The United States Dollar has settled into calmer waters this morning after whipsawing during yesterday’s sessions, opening today stronger across most currencies than at Wednesday’s open
Overview
Though US data, generally speaking, has been fairly benign this week, price action has been mostly headline-driven. Following smoother movements at the start of the US session yesterday, the Dollar Spot Index tumbled as much as 0.8% on multiple reports that President Trump was actively seeking for a way to fire Federal Reserve Chair Jerome Powell, but Trump himself attempted to quash such speculation less than an hour later.
Many news outlets reported mid-morning on Wednesday that Trump had drafted a letter to can the US’s top central banker and asked Congressional Republicans for their input. The tension between Powell’s Fed and the Trump Administration has been-well documented during this term, but yesterday’s reported initially looked much more concrete and immediately spooked markets across all asset classes, with equities and the Dollar sent tumbling and Treasuries rallying. Though Trump himself denied these reports and claimed he wasn’t looking to axe Powell – save for in the case of “fraud” – this reporting has served to keep risk premia high through the remainder of trading yesterday and into this morning. Some strategists have suggested that, should Trump follow through on this action, USD could lose as much as three percent that day with further losses to come. All signs point to heightened scrutiny on the Fed and tension with the executive branch at least until Powell’s term is up early next year.
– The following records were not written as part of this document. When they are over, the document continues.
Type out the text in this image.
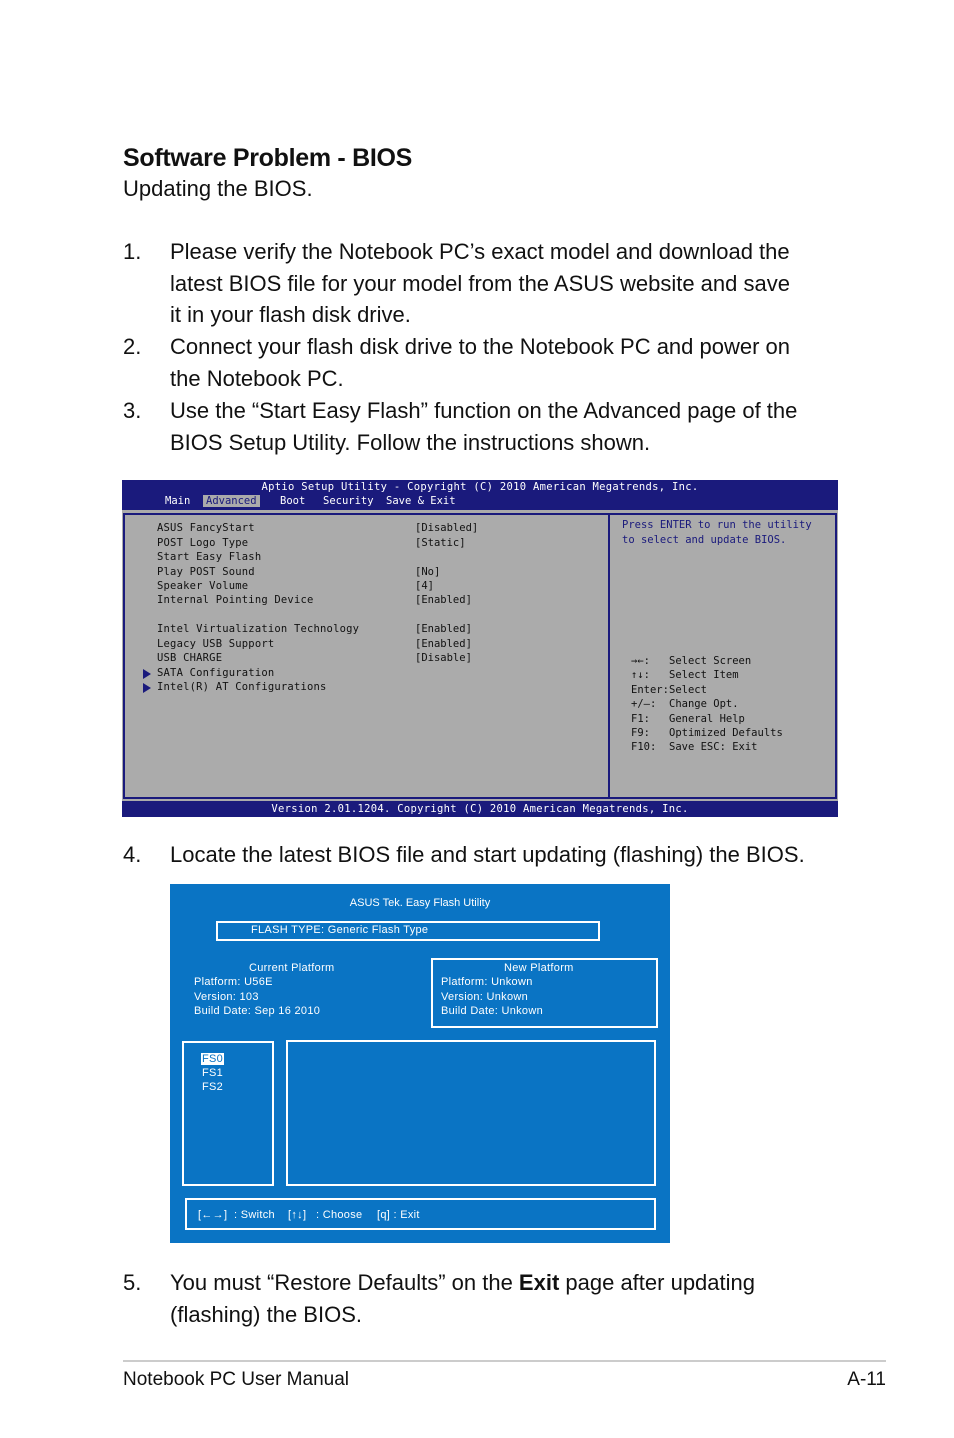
Software Problem - BIOS
Updating the BIOS.
1. Please verify the Notebook PC’s exact model and download the
latest BIOS file for your model from the ASUS website and save
it in your flash disk drive.
2. Connect your flash disk drive to the Notebook PC and power on
the Notebook PC.
3. Use the “Start Easy Flash” function on the Advanced page of the
BIOS Setup Utility. Follow the instructions shown.
Aptio Setup Utility - Copyright (C) 2010 American Megatrends, Inc.
Main Advanced Boot Security Save & Exit
ASUS FancyStart	[Disabled]
POST Logo Type	[Static]
Start Easy Flash
Play POST Sound	[No]
Speaker Volume	[4]
Internal Pointing Device	[Enabled]
Intel Virtualization Technology	[Enabled]
Legacy USB Support	[Enabled]
USB CHARGE	[Disable]
SATA Configuration
Intel(R) AT Configurations
Press ENTER to run the utility
to select and update BIOS.
→←: Select Screen
↑↓: Select Item
Enter: Select
+/—: Change Opt.
F1: General Help
F9: Optimized Defaults
F10: Save ESC: Exit
Version 2.01.1204. Copyright (C) 2010 American Megatrends, Inc.
4. Locate the latest BIOS file and start updating (flashing) the BIOS.
ASUS Tek. Easy Flash Utility
FLASH TYPE: Generic Flash Type
Current Platform
Platform: U56E
Version: 103
Build Date: Sep 16 2010
New Platform
Platform: Unkown
Version: Unkown
Build Date: Unkown
FS0
FS1
FS2
[←→] : Switch [↑↓] : Choose [q] : Exit
5. You must “Restore Defaults” on the Exit page after updating
(flashing) the BIOS.
Notebook PC User Manual	A-11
Retail sales for June was also released this morning to little fanfare, showing that US consumers are remaining unexpectedly strong in the face of price increases shown earlier this week in CPI data. Import prices also surprised to the downside, remaining flat last month and actually contracting on a year-over-year basis while export prices grew more than expected. The economic narrative for the US remains murky at best as GDP showed a contraction last quarter. The first GDP reading for Q2 is due out the morning of the Federal Reserve’s next interest rate decision, promising further heightened volatility to close out the month on July 30th.
What to Watch This Week…
- US Housing Starts JUN, Friday 10AM
- Monex USA Online is always open
The complete Economic Calendar can be found here.
AUD ⇓
The Antipodean currencies are sliding much more than the rest of their major peers this morning, with AUD and NZD falling 1% and 0.6% versus the Buck respectively. Though it’s likely much of this move is risk-driven as AUD continues to be a strong bellwether for global risk sentiment, Australia also released surprisingly negative employment data overnight showing that unemployment grew last month to 4.3% from 4.1%. This marks its highest unemployment rate since 2021 and has immediately translated into odds increasing on easing from the Reserve Bank of Australia, now expected to cut rates at each of its next two meetings.
JPY ⇓
The single currency has steadied after a wildly volatile US session yesterday, settling lower versus USD by close to half a percent than at the close. The Eurozone’s final CPI reading for June showed no changes frojm the preliminary release, showing price growth of 2% and core price growth of 2.3% annually. This does give the European Central Bank a bit more room to ease this year, as economic growth in the region remains sluggish. Germany also rejected the European Commission’s proposal regarding their budget expansion, showing that as we surmised was possible earlier this year the expected massive fiscal injection to promote regional growth may be more difficult to implement than expected initially.